新・桜部屋

主に伝統芸能観劇記。
その他鑑賞日記

大気を変える錬金術~ハーバー、ボッシュと化学の世紀

2010-09-05 22:56:37 | よみもの
トーマス・ヘイガー著 みすず書房 2010年5月刊
家で新聞を取っていないので,たまに実家で新聞の書評などを読むと世の中にこんな本が出回っているのかと興味津々です。
7月の新聞書評で見つけたあと地元の市立図書館を調べてみると予約がびっちり。県立図書館では在庫有りでしたので,ただちに借り出しました。
この本は化学のチカラで大気から窒素を取り出すことに成功したドイツの学者たちの物語であり,肥料(窒素)をめぐる大航海時代から2次大戦までの物語でもあります。グアノ(海鳥の糞)が最高の肥料になるという話は知っておりましたが,グアノを巡っての南米諸国の争いは初見。チリ硝石のブームについても同様。
まだまだ知らないことがあるものです。1次大戦によってまさに身ぐるみはがされたドイツがどのように賠償させられたかという点も化学工業の立場から語ってあるのが新しかった。民族を越え、すべからくドイツ的であった、あろうとした科学者の絶望と末期が哀しい。

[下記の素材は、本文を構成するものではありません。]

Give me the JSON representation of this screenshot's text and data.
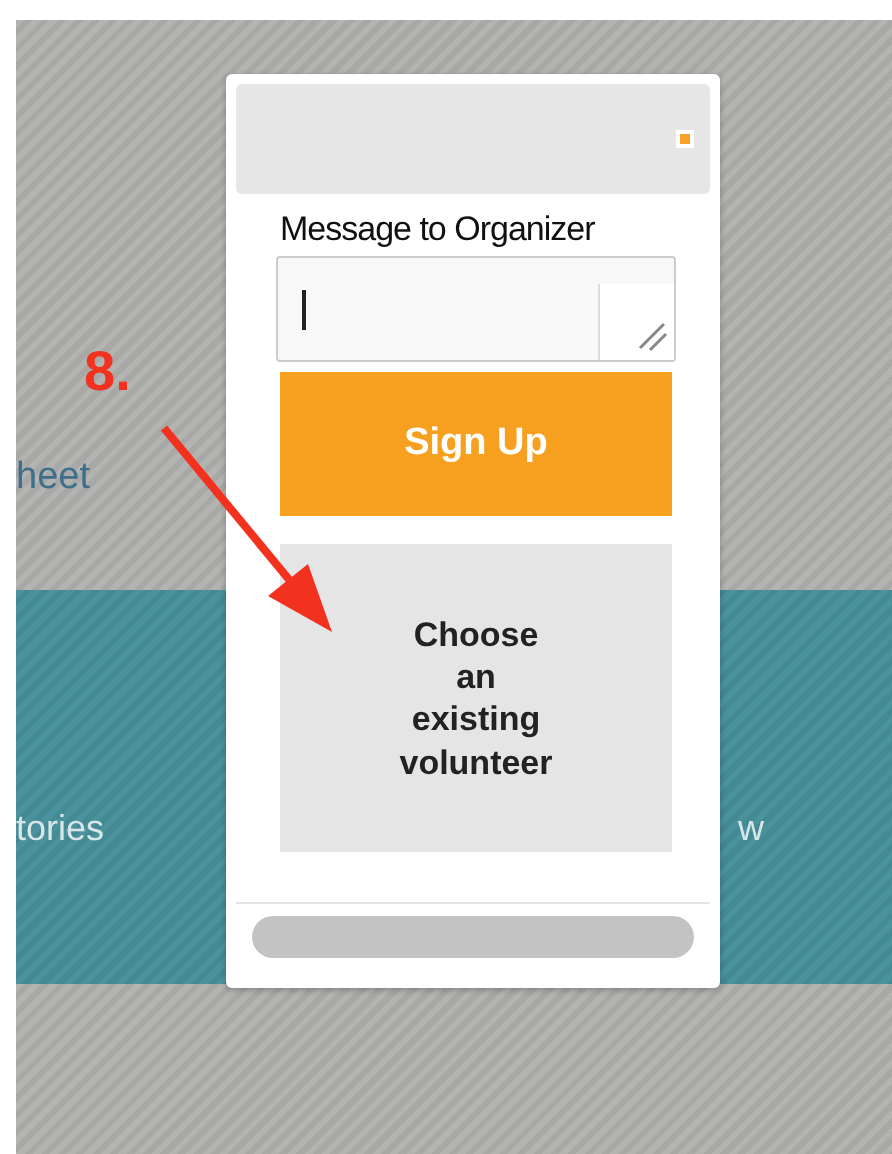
{
  "annotation": {
    "label": "8."
  },
  "background": {
    "top_link": "heet",
    "band_items": [
      {
        "text": "tories"
      },
      {
        "text": "w"
      }
    ]
  },
  "dialog": {
    "message_label": "Message to Organizer",
    "buttons": [
      {
        "label": "Sign Up",
        "kind": "primary"
      },
      {
        "label": "Choose an existing volunteer",
        "kind": "secondary"
      }
    ]
  }
}
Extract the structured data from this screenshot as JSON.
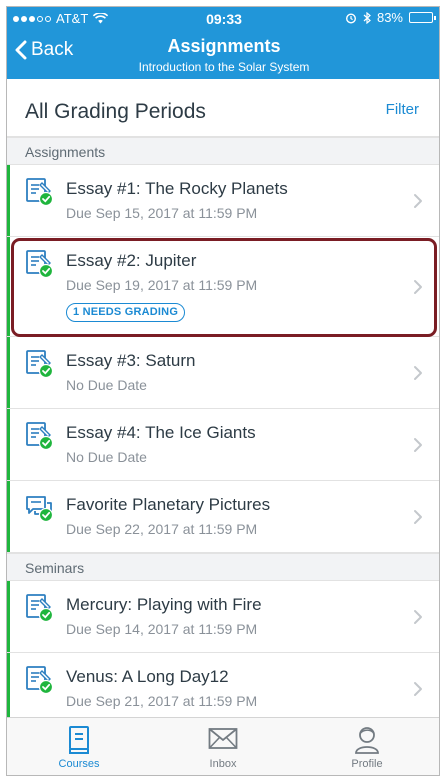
{
  "status_bar": {
    "carrier": "AT&T",
    "time": "09:33",
    "battery": "83%",
    "battery_level": 0.83
  },
  "nav": {
    "back_label": "Back",
    "title": "Assignments",
    "subtitle": "Introduction to the Solar System"
  },
  "page": {
    "title": "All Grading Periods",
    "filter_label": "Filter"
  },
  "sections": [
    {
      "header": "Assignments",
      "items": [
        {
          "title": "Essay #1: The Rocky Planets",
          "subtitle": "Due Sep 15, 2017 at 11:59 PM",
          "icon": "assignment-published-icon"
        },
        {
          "title": "Essay #2: Jupiter",
          "subtitle": "Due Sep 19, 2017 at 11:59 PM",
          "badge": "1 NEEDS GRADING",
          "icon": "assignment-published-icon"
        },
        {
          "title": "Essay #3: Saturn",
          "subtitle": "No Due Date",
          "icon": "assignment-published-icon"
        },
        {
          "title": "Essay #4: The Ice Giants",
          "subtitle": "No Due Date",
          "icon": "assignment-published-icon"
        },
        {
          "title": "Favorite Planetary Pictures",
          "subtitle": "Due Sep 22, 2017 at 11:59 PM",
          "icon": "discussion-published-icon"
        }
      ]
    },
    {
      "header": "Seminars",
      "items": [
        {
          "title": "Mercury: Playing with Fire",
          "subtitle": "Due Sep 14, 2017 at 11:59 PM",
          "icon": "assignment-published-icon"
        },
        {
          "title": "Venus: A Long Day12",
          "subtitle": "Due Sep 21, 2017 at 11:59 PM",
          "icon": "assignment-published-icon"
        }
      ]
    }
  ],
  "tabs": [
    {
      "label": "Courses",
      "icon": "courses-icon",
      "active": true
    },
    {
      "label": "Inbox",
      "icon": "inbox-icon",
      "active": false
    },
    {
      "label": "Profile",
      "icon": "profile-icon",
      "active": false
    }
  ],
  "colors": {
    "brand": "#2196d9",
    "published": "#1fb53d",
    "link": "#1b8ad3",
    "highlight": "#7a1d24"
  }
}
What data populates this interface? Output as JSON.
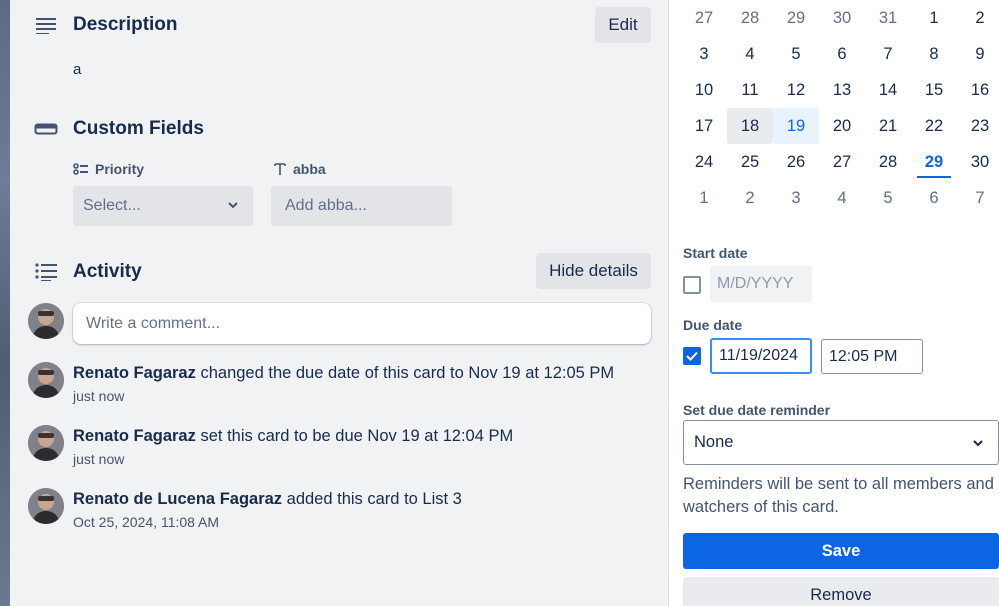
{
  "description": {
    "title": "Description",
    "edit_label": "Edit",
    "text": "a"
  },
  "custom_fields": {
    "title": "Custom Fields",
    "priority": {
      "label": "Priority",
      "placeholder": "Select..."
    },
    "abba": {
      "label": "abba",
      "placeholder": "Add abba..."
    }
  },
  "activity": {
    "title": "Activity",
    "hide_details_label": "Hide details",
    "comment_placeholder": "Write a comment...",
    "items": [
      {
        "user": "Renato Fagaraz",
        "action": "changed the due date of this card to Nov 19 at 12:05 PM",
        "time": "just now"
      },
      {
        "user": "Renato Fagaraz",
        "action": "set this card to be due Nov 19 at 12:04 PM",
        "time": "just now"
      },
      {
        "user": "Renato de Lucena Fagaraz",
        "action": "added this card to List 3",
        "time": "Oct 25, 2024, 11:08 AM"
      }
    ]
  },
  "calendar": {
    "weeks": [
      [
        "27",
        "28",
        "29",
        "30",
        "31",
        "1",
        "2"
      ],
      [
        "3",
        "4",
        "5",
        "6",
        "7",
        "8",
        "9"
      ],
      [
        "10",
        "11",
        "12",
        "13",
        "14",
        "15",
        "16"
      ],
      [
        "17",
        "18",
        "19",
        "20",
        "21",
        "22",
        "23"
      ],
      [
        "24",
        "25",
        "26",
        "27",
        "28",
        "29",
        "30"
      ],
      [
        "1",
        "2",
        "3",
        "4",
        "5",
        "6",
        "7"
      ]
    ]
  },
  "dates": {
    "start_label": "Start date",
    "start_placeholder": "M/D/YYYY",
    "start_checked": false,
    "due_label": "Due date",
    "due_checked": true,
    "due_date": "11/19/2024",
    "due_time": "12:05 PM",
    "reminder_label": "Set due date reminder",
    "reminder_value": "None",
    "reminder_note": "Reminders will be sent to all members and watchers of this card.",
    "save_label": "Save",
    "remove_label": "Remove"
  },
  "colors": {
    "accent": "#0c66e4",
    "text": "#172b4d",
    "subtle": "#44546f",
    "button_bg": "#e2e4e8"
  }
}
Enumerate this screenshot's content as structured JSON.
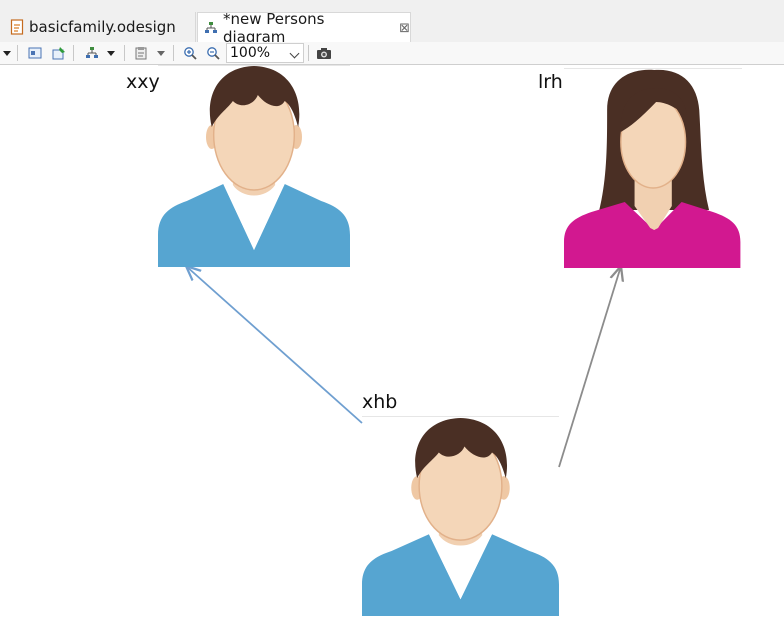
{
  "tabs": [
    {
      "label": "basicfamily.odesign",
      "active": false
    },
    {
      "label": "*new Persons diagram",
      "active": true,
      "close_icon": "close-icon"
    }
  ],
  "toolbar": {
    "zoom_value": "100%",
    "icons": [
      "select-dropdown-icon",
      "select-all-icon",
      "pin-icon",
      "layout-icon",
      "paste-format-icon",
      "zoom-in-icon",
      "zoom-out-icon",
      "export-image-icon"
    ]
  },
  "diagram": {
    "nodes": [
      {
        "name": "xxy",
        "avatar": "male-person-icon"
      },
      {
        "name": "lrh",
        "avatar": "female-person-icon"
      },
      {
        "name": "xhb",
        "avatar": "male-person-icon"
      }
    ],
    "edges": [
      {
        "from": "xhb",
        "to": "xxy",
        "color": "#6f9fd0"
      },
      {
        "from": "xhb",
        "to": "lrh",
        "color": "#8c8c8c"
      }
    ]
  },
  "colors": {
    "shirt_blue": "#56a5d1",
    "dress_magenta": "#d21890",
    "hair_brown": "#4a2f24",
    "skin": "#f3d3b4"
  }
}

和泉の国の青春 宮本常一 2010年5月刊 八坂書房

2010-09-04 22:39:59 | よみもの
民俗学者,宮本常一の若き日の文章。貧しさのなかで押しつぶされていく幼ない魂を記録するという行為がすでに民俗学の萌芽であり,
宮本が記録することで学問としてひとつのジャンルを形成しているようです。おちついた藤色の表紙に宮本がこちらを向いた写真の装丁。
手にとって読んで知った存在は,私の中にも生きていくのではないかと思われます。

「土の文明史」D.モンゴメリー著,築地書館

2010-05-15 17:39:02 | よみもの
 原題は「Dirt:The Erosion of Civillization」土というよりも泥。いつも疑問に思っていた「4大文明の発祥地が本当に緑に覆われていたのか?」について,「古代文明がいかにして滅んでいったのか」という形で回答してくれています。豊かに見える熱帯の土壌は実に薄く脆弱であり,表土は僅か数年で流れさってしまうために恐ろしい早さで荒廃していくそうです。金肥の伝統がある日本に育ったので,著者が熱く語る畜肥の効用の素晴らしさについては「それって世界の常識ではなかったんだ」と驚きました。何年か前に雨期のミャンマーを訪れたとき,国内線の飛行機から見たミャンマーの国土はまさに水浸しでした。これこそがメコンデルタ有数の米処,ミャンマーの豊饒の大地の秘密だったのですね。有名なナイルの氾濫はああいうものだったのかと認識を新たにしました。

満洲鉄道まぼろし旅行  川村 湊 (著)

2009-05-13 21:56:12 | よみもの
 神戸から船で大連へ渡り、満鉄を利用しての移動。各地のヤマトホテルを泊まり歩いて満州観光を楽しむ。
まぼろし旅行ですが、ベースになっている旅行者の記録や写真は実際のものであるので虚と実が入り交じる不思議な感覚を味わうことのできる1冊でした。
満州という国民無き国家を創りあげた暗い情熱とのちに起こる悲劇。
 ふと、先日の北海道旅行の際に出会った女性の事など思い出しました。
「私は好き放題に生きてきたのよ。若い頃には満州にも行ったわ、夫とは大恋愛の末一緒になったの。我が人生に一点の悔い無し!なのよ」
・・・あなたは覇王ラオウ様ですか?という突っ込みは置いておいて、人生終盤に於いてのあの瞳の輝き。
満州という言葉の歪な魅力は今なお生きているようでした。

大暴落1929 ジョン・K・ガルブレイス著 (日経BPクラシックス)

2009-05-10 21:57:27 | よみもの
サブプライムローン問題から話題に上ることの多くなった金融工学とかローンの証券化とか、最近の金融は複雑すぎると思いましたが、
90年前に編み出されたテクニックでも私には理解不能でした。私が理解できる限界が空売りです。
作者は1950年代にこの本を書き上げ、上梓。そしてまた日本での再発行が2009年。
作者は2006年に亡くなっておられますが、やっぱりね:という後書きが読めるような気がしました。